Bu sebeple ben, albümleri hastanın sabahı beklediği gibi beklemeyi sevmiyorum. Eğer içimdeki "albüm çıkıyormuş" heyecanını, dinlediklerimin bana vermesi gereken heyecanla karıştırırsam duygularım karman çorman olur, hiç bir tad alamam.

Jesu'nun duyurulan yeni albümü için de heyecanlanmamaya imtina ettim, gurbet yolu gözler gibi albüm yolu gözlememeye, şu kadar şarkı olacakmış kapak buna benzeyecekmiş gibi dekoltelere bakmamaya çalıştım. Ve fakat bazı albümlerin özel olma potansiyeli taşıdığı ruhumuzca mühürlenmiş bir gerçektir, Jesu'nun herhangi bir albümü üstünde de bu mühür a priori bulunmaktadır.

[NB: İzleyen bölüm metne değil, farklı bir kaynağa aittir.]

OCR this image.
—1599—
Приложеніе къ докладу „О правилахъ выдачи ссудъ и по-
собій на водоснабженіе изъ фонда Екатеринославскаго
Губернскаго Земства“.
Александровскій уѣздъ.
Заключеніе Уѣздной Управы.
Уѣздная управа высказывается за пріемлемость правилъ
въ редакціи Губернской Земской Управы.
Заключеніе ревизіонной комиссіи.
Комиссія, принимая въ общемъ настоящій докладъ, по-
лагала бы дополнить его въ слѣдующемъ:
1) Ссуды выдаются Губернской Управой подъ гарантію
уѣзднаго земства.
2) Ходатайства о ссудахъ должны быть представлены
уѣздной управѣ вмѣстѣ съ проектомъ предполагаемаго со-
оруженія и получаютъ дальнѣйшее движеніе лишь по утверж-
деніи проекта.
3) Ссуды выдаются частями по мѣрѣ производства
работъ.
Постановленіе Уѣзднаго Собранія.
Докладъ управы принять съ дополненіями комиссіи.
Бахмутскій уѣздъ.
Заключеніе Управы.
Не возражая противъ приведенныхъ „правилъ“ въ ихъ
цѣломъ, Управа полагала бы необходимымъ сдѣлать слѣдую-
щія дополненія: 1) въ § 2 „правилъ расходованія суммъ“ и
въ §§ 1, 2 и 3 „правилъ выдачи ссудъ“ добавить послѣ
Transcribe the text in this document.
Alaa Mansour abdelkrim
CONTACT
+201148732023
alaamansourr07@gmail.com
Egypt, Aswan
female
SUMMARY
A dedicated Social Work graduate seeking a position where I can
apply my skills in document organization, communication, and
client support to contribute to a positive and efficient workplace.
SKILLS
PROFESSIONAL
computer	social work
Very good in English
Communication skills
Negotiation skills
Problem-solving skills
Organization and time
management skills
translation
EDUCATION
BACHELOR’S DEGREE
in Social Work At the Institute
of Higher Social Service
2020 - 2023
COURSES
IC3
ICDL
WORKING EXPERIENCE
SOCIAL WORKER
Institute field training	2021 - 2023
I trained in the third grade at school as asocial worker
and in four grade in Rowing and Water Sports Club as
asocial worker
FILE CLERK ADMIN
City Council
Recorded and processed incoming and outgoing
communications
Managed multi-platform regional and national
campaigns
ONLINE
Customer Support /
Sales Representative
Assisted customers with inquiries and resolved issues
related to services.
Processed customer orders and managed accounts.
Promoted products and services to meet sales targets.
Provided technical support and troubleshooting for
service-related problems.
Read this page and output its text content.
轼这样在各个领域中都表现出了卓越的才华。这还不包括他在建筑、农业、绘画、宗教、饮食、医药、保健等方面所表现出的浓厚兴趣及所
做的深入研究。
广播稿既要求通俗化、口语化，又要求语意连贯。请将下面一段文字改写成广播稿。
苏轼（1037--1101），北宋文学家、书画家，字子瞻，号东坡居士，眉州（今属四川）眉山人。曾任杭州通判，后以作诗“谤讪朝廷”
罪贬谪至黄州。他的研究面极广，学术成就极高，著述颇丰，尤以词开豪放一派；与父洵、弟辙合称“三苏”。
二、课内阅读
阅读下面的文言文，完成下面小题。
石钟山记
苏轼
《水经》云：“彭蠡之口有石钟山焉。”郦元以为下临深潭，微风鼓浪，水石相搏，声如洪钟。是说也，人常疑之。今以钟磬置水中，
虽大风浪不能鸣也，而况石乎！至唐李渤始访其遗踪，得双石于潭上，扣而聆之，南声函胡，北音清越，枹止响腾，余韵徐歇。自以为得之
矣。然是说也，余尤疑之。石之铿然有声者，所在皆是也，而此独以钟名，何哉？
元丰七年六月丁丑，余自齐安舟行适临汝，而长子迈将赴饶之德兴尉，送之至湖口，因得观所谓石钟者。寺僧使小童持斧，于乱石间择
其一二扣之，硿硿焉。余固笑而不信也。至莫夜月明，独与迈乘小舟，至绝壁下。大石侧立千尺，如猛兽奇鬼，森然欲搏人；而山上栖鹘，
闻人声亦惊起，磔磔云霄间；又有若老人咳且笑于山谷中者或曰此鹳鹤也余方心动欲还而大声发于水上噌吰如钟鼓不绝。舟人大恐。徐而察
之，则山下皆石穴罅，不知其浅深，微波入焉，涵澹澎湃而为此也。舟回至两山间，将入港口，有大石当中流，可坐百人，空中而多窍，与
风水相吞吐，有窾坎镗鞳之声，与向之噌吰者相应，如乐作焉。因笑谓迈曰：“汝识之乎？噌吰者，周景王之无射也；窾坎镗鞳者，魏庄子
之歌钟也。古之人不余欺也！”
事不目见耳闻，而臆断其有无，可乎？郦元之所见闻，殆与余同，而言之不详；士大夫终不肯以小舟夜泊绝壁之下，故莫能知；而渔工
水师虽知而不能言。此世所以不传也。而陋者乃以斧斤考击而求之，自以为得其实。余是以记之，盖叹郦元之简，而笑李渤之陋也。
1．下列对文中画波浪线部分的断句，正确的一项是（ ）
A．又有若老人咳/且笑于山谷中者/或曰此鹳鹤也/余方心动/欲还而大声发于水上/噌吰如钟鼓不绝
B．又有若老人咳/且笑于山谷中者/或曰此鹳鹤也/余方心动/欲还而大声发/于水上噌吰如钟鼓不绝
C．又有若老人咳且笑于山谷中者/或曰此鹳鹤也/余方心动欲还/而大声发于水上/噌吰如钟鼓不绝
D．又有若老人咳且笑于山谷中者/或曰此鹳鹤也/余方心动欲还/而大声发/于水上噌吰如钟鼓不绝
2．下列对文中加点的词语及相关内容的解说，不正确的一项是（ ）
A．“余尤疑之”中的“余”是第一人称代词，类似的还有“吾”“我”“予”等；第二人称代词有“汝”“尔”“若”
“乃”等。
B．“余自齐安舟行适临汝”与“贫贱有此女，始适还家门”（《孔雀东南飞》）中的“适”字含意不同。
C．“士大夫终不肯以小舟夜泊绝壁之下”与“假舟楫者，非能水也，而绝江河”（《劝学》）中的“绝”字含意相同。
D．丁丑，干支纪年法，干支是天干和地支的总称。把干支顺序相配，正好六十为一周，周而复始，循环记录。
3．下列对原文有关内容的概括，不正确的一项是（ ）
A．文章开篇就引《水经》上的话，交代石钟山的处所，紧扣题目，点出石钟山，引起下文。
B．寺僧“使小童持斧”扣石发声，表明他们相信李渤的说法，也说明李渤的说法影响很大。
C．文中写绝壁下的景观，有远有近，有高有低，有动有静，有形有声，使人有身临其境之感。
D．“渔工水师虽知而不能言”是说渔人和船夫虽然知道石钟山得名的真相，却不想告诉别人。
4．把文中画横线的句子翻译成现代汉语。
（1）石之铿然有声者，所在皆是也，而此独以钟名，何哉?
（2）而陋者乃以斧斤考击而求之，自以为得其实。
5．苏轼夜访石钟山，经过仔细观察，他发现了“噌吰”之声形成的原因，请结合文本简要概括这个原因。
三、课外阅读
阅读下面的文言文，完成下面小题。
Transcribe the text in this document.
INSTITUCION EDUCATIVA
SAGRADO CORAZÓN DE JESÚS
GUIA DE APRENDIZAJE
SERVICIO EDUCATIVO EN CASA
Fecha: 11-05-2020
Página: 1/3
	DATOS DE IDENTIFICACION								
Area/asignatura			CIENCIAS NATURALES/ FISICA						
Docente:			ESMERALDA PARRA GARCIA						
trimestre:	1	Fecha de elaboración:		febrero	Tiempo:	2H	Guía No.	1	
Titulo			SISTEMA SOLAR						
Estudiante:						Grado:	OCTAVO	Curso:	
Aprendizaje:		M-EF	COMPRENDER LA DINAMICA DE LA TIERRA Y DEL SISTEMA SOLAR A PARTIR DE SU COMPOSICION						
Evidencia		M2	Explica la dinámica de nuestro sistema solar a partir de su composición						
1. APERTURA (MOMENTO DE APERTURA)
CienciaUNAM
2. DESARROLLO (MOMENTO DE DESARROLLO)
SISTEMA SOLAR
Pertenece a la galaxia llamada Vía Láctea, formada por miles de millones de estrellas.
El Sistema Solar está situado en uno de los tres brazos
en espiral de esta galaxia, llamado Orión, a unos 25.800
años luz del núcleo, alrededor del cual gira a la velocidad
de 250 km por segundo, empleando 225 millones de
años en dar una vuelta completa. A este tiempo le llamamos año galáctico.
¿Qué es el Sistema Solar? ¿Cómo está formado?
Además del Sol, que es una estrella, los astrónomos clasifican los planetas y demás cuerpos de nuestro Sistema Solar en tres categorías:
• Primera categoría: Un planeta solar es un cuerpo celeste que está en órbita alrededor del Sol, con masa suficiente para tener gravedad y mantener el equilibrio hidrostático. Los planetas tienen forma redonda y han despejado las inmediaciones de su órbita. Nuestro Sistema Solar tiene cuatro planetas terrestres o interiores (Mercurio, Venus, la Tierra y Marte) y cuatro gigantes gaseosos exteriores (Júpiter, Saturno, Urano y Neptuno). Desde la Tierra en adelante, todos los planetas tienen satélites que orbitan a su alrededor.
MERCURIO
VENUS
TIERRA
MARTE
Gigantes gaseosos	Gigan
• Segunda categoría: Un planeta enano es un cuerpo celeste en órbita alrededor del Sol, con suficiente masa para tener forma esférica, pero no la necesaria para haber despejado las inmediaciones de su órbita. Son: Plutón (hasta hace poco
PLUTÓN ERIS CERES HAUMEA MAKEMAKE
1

Bu tip albümler tanıtılırken, genelde kadim zamanlarda, albüm eleştirmenleri ekseriyetle "Albümü aldım, eve geldim ve kaset çalara takıp dinlemeye başladım" diye bir girizgâh kullanırlardı. Ben ise ecnebinin "pleasure-delayer" dediği cinstenim, mesafeyi alabildiğince arttırmaya, dayanılamayacak o noktaya gelmeye çalışırım. Bu yüzden az evvel bahsettiğim mührü taşıyan albümleri dinlemeden önce demlenmelerini beklerim, albümün ön-kritiğini, dedikodusunu yaparım. Bugün de albüm hakkındaki Mega Magazin programında, "tek şarkılık albüm mü olurmuş, dinlenmiyor öyle adamı kitliyor, bir bölümü seversin bir bölümü sevmezsin onun avına mı düşeceksin trackbar'da" gibi haberlerle konunun üzerine eğildim. Albümü olabildiğince kötüledim, rezil-i rüsva ettim, beklentilerimi zemin kata indirdim.

Albümün başlangıcında yaklaşık üç dakika süren ve yer yer Erol Köse prodüksiyonu izleri taşıyan civcivli bölüm neticesinde, dedikodularımın gerçeğe dönüştüğü gibi bir hisse kapılmış olsam da, albümün içine düşmem çok da uzun sürmedi. Bu tek şarkıdan oluşan albüm, Justin Broadrick'in evvelce söylediği gibi sahiden de Jesu'nun en 'organik' albümü olma özelliği taşıyor.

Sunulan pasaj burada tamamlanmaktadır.